Far from it, say publishers and editors. The CRMA survey found that the average net circulation of all city mags is 3.6 million, and that 76 percent of readers still have last month’s issue on the coffee table when the new one arrives. That sort of permanence is supposed to separate the subscription-based city mags from the free-rack glossies and publications that might offer lower ad rates. “The newspaper across town is trying to make everything work digitally. That’s their future. That’s not our future,” says Tim Rogers, editor of D Magazine in Dallas. “We provide a luxury product. That’s how we get subscribers. We don’t survive if the magazine doesn’t survive.”

 

We provide a luxury product. That’s how we get subscribers. We don’t survive if the magazine doesn’t survive.”

 

The physical edition is the core of the brand, and its prominence is crucial in making other ventures successful. No one is going to come to Atlanta Magazine Whiskey Festival if Atlanta loses its sheen of prestige and authority; no visitors bureau is going to want 5280, the city magazine in Denver, to put out its travel guide if the monthly issue is lacking in quality.

Another factor helping print editions remain viable is that, in the wake of the 2008 downturn, city mags have emerged as one of the few remaining authorities in key lifestyle categories like dining and shopping. Newspapers have cut back or altogether ceased retail and restaurant reviews, which are costly. And the crowd-sourced upstarts such as Yelp! and most local bloggers don’t yet have the cache of credibility that city mags have accrued over the years. “Real dining coverage takes so much money,” says Rogers. “We’ll eat there several times and write a 1,200-word review. No one else is doing that.”

That level of investment also translates to the other, less directly profitable function of the magazine—in-depth, long-form journalism. Like dining, this venture can be costly with travel, document acquisition, legal fees, and perhaps most importantly, staff writers’ and freelancers’ time to report and write. But like dining, it’s an area where many mags have found themselves alone at the finish line. “I worked in the newspaper business in a time of multipart civic journalism series about the gentrification of a certain part of the city,” says Palumbo. “That doesn’t exist anymore. They don’t have the reportorial staff, they don’t have the news hole, they’re not going to do it digitally because it’s not going to give them the clicks they so desperately need. But that doesn’t mean the appetite went away.”
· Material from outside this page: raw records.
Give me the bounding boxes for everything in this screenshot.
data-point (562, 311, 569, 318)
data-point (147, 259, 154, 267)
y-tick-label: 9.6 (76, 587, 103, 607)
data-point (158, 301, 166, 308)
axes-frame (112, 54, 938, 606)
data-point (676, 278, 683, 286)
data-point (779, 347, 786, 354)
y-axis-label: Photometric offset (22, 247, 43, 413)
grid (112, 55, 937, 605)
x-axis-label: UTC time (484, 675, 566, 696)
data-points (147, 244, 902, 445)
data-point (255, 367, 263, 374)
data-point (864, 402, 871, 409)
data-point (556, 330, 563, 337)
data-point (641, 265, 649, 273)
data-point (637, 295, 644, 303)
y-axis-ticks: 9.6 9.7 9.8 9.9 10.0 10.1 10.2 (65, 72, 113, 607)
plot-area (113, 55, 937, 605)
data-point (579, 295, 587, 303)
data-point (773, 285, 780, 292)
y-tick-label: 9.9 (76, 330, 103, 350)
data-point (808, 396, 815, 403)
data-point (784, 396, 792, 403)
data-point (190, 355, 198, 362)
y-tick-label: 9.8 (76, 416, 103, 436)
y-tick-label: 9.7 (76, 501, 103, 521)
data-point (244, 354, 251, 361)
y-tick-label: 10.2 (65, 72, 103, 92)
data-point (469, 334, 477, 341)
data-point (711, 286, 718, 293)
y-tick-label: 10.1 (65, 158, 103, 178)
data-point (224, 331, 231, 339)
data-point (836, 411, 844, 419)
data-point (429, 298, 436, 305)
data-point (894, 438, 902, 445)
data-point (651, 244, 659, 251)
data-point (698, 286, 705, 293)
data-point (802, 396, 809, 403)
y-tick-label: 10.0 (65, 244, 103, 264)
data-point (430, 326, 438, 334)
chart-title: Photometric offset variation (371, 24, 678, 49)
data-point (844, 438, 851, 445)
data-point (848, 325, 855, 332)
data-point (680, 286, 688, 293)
Palumbo says that, both through reader surveys and personal encounters with people in the community, he hears that the longer, more informative writing about the region is still part of the reason people buy the magazine. “I feel that with the nature of longform journalism today, and the fact that we are one of the last bastions of it, as long as there’s an appetite for it, it’s going to keep the magazine alive,” he says.

 

I feel that with the nature of longform journalism today, and the fact that we are one of the last bastions of it, as long as there’s an appetite for it, it’s going to keep the magazine alive.”

 

While the actual success of such lengthy profiles and exposes is difficult to quantify, many in the industry feel those features are part of a city mag’s civic duty. Rogers says his gut—and that of his publisher—tells him his readers expect nothing less. “I have faith in readers that they want to read,” he says. “And we still do at monthly magazines what no other place can do. We present the material in a way that can beat the computer on your desk and that phone in your pocket.”